WHAT HAS THE GOVERNMENT SAID
Prime Minister Anwar Ibrahim told reporters on Nov 6 that the government has to incorporate the views of the Conference of Rulers on the planned constitutional amendments and that this would be explained to the backbenchers in parliament.
“We will inform them because this was presented to the Conference of Rulers. There is a limit on what we can do after discussions (with the rulers).
“Any constitutional amendment that affects the issue of citizenship has to be cleared with the Conference of Rulers. (The rulers) have taken a certain position and we will have to honour that,” he was quoted as saying by Malaysiakini.
Home Minister Saifuddin Nasution Ismail further reiterated the point about a week later that the Malaysian government would engage with both government and opposition backbenchers to explain the proposed amendments to the Constitution.
To be approved, any amendments to the Federal Constitution require a two-thirds majority support of members of parliament (MPs).
“We will engage all MPs to get their feedback. All of them because we want the best for this proposal,” Mr Saifuddin said during a press conference on Nov 14.
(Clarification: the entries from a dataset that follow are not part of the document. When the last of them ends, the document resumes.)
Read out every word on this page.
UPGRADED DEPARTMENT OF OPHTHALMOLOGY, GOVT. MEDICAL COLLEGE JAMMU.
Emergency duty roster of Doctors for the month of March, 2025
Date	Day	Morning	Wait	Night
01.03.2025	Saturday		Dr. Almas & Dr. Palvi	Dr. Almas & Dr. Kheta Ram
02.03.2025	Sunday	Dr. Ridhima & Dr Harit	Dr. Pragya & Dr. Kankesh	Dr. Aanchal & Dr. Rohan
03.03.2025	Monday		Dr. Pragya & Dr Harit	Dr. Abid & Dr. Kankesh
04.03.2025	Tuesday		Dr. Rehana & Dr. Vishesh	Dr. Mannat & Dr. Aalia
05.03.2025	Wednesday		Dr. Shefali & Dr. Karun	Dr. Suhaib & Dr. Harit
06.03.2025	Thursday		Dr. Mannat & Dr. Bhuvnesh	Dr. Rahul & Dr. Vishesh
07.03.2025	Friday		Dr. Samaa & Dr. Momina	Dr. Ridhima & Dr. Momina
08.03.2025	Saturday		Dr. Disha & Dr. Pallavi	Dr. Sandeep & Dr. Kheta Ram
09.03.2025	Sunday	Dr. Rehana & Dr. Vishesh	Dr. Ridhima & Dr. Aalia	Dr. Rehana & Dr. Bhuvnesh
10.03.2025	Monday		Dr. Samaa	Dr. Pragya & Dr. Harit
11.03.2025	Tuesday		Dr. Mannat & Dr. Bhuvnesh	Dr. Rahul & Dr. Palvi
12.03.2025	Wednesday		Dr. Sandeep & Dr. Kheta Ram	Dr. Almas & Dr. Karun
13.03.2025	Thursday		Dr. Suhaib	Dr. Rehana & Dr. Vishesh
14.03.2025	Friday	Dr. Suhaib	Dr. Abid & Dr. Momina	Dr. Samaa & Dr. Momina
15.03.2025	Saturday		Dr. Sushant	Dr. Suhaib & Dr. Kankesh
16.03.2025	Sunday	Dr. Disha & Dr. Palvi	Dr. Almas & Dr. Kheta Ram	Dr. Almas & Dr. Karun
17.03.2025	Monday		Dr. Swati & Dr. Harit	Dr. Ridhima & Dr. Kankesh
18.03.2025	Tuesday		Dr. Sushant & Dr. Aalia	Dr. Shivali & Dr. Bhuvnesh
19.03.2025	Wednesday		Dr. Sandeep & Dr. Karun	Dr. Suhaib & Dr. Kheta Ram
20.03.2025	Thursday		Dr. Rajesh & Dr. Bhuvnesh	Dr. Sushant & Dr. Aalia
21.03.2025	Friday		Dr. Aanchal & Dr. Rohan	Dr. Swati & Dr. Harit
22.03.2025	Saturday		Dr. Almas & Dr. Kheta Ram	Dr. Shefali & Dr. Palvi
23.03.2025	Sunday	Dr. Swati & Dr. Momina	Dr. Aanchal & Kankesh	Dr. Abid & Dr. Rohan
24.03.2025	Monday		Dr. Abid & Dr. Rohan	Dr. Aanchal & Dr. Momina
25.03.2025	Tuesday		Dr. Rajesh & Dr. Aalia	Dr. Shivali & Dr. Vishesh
Ipoh Timor MP Howard Lee of the Democratic Action Party (DAP) earlier this month hinted that there was unhappiness over the proposed amendments among some MPs. DAP is a component party within the Pakatan Harapan coalition.
“Reading just the room consisting of just our own guys, sent clear signals that the proposed amendments if hit the floor without decoupling; there will be some who are compelled to break whip in order not to break conscience. Think about it,” he said in a post on X on Nov 4.
Mr Lee’s social media post came after Mr Saifuddin had on Nov 1 told parliament that there would still be legal avenues for the stateless to pursue their citizenship by way of registration under the Federal Constitution.
“Let me give an analogy, say a Rohingya refugee mother marries an illegal migrant from Indonesia and a child is born out of their undocumented parents, constitutionally the child is a citizen by operation of law.
“So, we agree to that recommendation, we say that the child needs to be registered by the Welfare Department first and a subsequent application for citizenship will be submitted by the department.
“There needs to be elements of investigation, checks, so by operation of law there is still room for them to register as citizens, this is what some of the NGOs are finding it hard to accept,” he was quoted as saying by Malay Mail.
Mr Saifuddin also told The Star last week that there were 150,000 cases of statelessness on his table and that he had approved 11,000 citizenship for the stateless in the past 11 months.
CNA has reached out to Mr Saifuddin and the Home Ministry for more comments on the issue.
Ultimately, Mr Wong – the Malaysian citizen who was formerly stateless – hopes the affected mothers with overseas-born children would get their wish via the two amendments in the Constitution without the other five proposed changes being passed.
He would also like to see reforms in the National Registration Department, which is responsible for processing citizenship applications.
“All I would like for them is to follow the Constitution and make it easier for the cycle of childhood statelessness to be broken,” said Mr Wong.